More than 3000 Pathfinders and staff from across Australia gathered for the Australian Union Conference (AUC) “Treasured” camporee from January 3 to 8.
Clubs were welcomed at the opening ceremony by AUC youth ministries director Pastor Jeff Parker, who officially opened the camporee. Other special guests included South Pacific Division (SPD) ministry and strategy associate director Dr Nick Kross, AUC president Pastor Terry Johnson and Pastor Ron Whitehead, who is children’s, youth and young adult ministries director at Lake Union Conference in Michigan, US.
The five-day event, held on a property 15km east of Tumbarumba in rural NSW, was split into six subcamps, with two chaplains and a subcamp leader allocated to each section. Pathfinders participated in a wide range of outdoor activities based on the camporee theme “Treasured”—focused on Mary Magdalene, and how she found her worth in Jesus.
Clubs gathered during the evenings to hear Sydney-based speaker Pastor Raul Moran. The nightly worships also included a highlight video from each day, special items from the Pathfinders and drama presentations.
Severe weather warnings were issued throughout the week, with storms predicted on several days. However, none of the predicted storms reached the campsite. Pastor Johnson explained, “We witnessed one weather-related miracle after another each day which was inspiring, and we thank God for that.”
AUC resource development and children’s ministry director Pastor Tony Knight and resource development coordinator Amanda Bews launched the newest edition of The Hunter Chronicles book series during the morning worship program on Sabbath.

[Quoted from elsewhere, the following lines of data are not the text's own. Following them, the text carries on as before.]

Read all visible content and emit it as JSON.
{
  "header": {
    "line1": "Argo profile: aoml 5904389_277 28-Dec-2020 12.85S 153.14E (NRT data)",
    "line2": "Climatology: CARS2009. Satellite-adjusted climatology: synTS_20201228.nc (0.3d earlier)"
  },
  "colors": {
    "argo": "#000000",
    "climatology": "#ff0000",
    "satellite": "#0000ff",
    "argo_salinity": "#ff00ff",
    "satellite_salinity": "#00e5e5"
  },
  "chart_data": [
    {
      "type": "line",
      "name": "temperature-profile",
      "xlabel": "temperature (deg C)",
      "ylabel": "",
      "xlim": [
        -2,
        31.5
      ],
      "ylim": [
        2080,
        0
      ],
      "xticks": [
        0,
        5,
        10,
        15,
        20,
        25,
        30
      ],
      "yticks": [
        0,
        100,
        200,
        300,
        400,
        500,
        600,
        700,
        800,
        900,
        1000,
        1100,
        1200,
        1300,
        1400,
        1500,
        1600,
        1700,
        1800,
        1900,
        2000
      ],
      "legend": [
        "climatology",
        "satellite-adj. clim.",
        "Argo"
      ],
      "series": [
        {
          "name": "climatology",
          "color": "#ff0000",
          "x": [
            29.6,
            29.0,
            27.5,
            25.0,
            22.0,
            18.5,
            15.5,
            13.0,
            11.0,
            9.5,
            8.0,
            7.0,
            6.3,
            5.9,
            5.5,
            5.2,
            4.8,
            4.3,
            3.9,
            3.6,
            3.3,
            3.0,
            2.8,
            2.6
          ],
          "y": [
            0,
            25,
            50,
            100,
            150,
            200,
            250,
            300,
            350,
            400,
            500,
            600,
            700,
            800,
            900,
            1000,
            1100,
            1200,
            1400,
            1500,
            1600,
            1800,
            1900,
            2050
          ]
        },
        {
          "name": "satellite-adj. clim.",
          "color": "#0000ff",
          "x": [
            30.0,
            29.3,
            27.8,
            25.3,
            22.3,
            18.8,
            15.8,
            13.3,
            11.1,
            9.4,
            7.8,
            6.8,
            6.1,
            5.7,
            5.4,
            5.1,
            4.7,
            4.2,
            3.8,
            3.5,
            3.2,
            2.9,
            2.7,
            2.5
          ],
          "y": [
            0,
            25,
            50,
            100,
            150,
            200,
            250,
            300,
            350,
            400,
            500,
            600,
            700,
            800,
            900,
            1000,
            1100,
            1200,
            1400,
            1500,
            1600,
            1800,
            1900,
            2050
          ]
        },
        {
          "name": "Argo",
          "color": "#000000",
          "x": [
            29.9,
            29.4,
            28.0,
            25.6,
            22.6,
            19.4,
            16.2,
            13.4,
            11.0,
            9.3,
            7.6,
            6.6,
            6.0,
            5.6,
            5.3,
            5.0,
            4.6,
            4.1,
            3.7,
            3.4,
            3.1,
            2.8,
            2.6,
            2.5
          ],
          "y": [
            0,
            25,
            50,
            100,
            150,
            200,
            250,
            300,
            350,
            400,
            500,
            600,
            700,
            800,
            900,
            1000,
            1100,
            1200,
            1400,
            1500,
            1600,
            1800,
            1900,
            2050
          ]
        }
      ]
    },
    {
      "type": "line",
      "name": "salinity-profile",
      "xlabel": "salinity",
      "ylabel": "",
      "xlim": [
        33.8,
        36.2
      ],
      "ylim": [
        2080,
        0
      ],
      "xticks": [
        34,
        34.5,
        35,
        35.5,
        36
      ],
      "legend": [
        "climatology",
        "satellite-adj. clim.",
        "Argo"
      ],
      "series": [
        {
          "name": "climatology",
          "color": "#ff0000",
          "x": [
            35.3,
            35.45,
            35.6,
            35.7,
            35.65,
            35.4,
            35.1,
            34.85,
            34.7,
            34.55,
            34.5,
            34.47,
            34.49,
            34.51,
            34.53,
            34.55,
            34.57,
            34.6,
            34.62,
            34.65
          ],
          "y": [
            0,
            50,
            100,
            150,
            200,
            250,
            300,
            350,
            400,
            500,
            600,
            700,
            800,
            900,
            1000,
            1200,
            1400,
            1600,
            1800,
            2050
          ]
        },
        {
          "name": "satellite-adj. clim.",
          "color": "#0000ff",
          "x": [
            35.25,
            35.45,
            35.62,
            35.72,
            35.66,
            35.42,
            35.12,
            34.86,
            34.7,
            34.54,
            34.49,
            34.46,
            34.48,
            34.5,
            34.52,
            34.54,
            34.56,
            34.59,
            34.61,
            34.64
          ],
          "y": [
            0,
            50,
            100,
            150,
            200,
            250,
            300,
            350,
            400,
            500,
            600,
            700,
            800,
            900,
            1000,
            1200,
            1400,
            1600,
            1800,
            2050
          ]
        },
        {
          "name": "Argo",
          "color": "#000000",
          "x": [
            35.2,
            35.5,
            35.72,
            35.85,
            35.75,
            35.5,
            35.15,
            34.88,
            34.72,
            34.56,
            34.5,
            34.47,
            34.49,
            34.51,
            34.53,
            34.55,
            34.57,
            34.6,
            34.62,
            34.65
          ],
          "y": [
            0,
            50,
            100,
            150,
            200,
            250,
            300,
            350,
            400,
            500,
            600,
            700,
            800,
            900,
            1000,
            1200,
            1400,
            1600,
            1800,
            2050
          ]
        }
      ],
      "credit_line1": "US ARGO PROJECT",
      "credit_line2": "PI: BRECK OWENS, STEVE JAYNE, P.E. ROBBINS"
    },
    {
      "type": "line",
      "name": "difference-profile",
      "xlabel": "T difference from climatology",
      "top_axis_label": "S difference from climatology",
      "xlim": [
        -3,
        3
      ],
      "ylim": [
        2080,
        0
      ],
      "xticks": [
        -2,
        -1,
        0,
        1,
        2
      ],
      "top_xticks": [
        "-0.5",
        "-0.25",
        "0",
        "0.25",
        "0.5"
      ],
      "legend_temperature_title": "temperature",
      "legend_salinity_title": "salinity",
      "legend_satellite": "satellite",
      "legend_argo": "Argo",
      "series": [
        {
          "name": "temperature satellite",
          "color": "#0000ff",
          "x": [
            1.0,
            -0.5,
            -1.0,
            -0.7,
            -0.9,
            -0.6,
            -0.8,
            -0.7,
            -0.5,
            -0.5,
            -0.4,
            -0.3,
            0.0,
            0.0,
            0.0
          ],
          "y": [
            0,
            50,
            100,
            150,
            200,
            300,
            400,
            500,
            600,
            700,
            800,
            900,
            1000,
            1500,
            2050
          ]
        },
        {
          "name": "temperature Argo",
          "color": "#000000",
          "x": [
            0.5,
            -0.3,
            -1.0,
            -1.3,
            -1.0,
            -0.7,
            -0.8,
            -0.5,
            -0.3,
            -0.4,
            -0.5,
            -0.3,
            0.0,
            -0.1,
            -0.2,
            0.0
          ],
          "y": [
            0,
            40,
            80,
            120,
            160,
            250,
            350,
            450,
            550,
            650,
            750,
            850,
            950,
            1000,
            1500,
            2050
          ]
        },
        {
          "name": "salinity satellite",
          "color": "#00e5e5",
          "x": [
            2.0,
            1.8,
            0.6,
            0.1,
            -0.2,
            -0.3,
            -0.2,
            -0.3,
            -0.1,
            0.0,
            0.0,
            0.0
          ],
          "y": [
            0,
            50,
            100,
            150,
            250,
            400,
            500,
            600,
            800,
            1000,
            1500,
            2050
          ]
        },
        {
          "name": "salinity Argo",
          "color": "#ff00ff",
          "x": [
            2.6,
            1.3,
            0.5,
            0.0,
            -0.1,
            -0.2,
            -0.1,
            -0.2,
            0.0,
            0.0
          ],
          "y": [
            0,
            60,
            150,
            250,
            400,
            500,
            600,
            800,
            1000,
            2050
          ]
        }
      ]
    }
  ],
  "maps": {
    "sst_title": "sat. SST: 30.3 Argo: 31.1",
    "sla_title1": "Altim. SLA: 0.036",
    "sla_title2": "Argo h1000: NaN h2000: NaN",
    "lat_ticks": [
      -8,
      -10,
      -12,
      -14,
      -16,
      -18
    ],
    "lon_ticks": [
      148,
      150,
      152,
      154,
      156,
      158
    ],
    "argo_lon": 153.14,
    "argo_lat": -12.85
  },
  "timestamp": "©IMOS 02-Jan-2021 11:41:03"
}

Pastor Knight said, “It was a real treat for Amanda and I to launch the newest Hunter Chronicles book, Hunter and the High Country Heist, at the Treasured camporee. Even more exciting is that almost 1000 people went home with copies of the new book.
“From the huge number of kids and leaders that stopped by to chat with us, it’s obvious that there is a huge need for more home-grown spiritual adventure stories for Aussie kids.”
Ms Bews said she appreciated receiving the children’s feedback about the books. “Lots of Pathfinders visited our display over the weekend, sharing with us which stories they liked best. It was fantastic to have the opportunity to talk with them about the series and hear the impact the books are making in their lives.”
On Sabbath, clubs participated in a combined activity followed by the baptism of five Pathfinders who chose to dedicate their lives to God. “[We thank] the Holy Spirit for inspiring more than 700 decisions for baptism, making this the best evangelism campaign in Australia!” Pastor Johnson said.
“Pathfinder camporees are significant memory events that impact the lives of the Pathfinders,” Pastor Parker said. “They become anchor points in their Christian development. Many Pathfinders make lifelong decisions to follow Jesus at camporees. Many hundreds of our Pathfinders chose to have Bible studies and be baptised in the future.
“Pathfinders is the best mentoring program that we offer as a Church. The intergenerational connections that are created impact the life of the Pathfinder. This informal mentoring cannot be underestimated; it is truly life-changing.”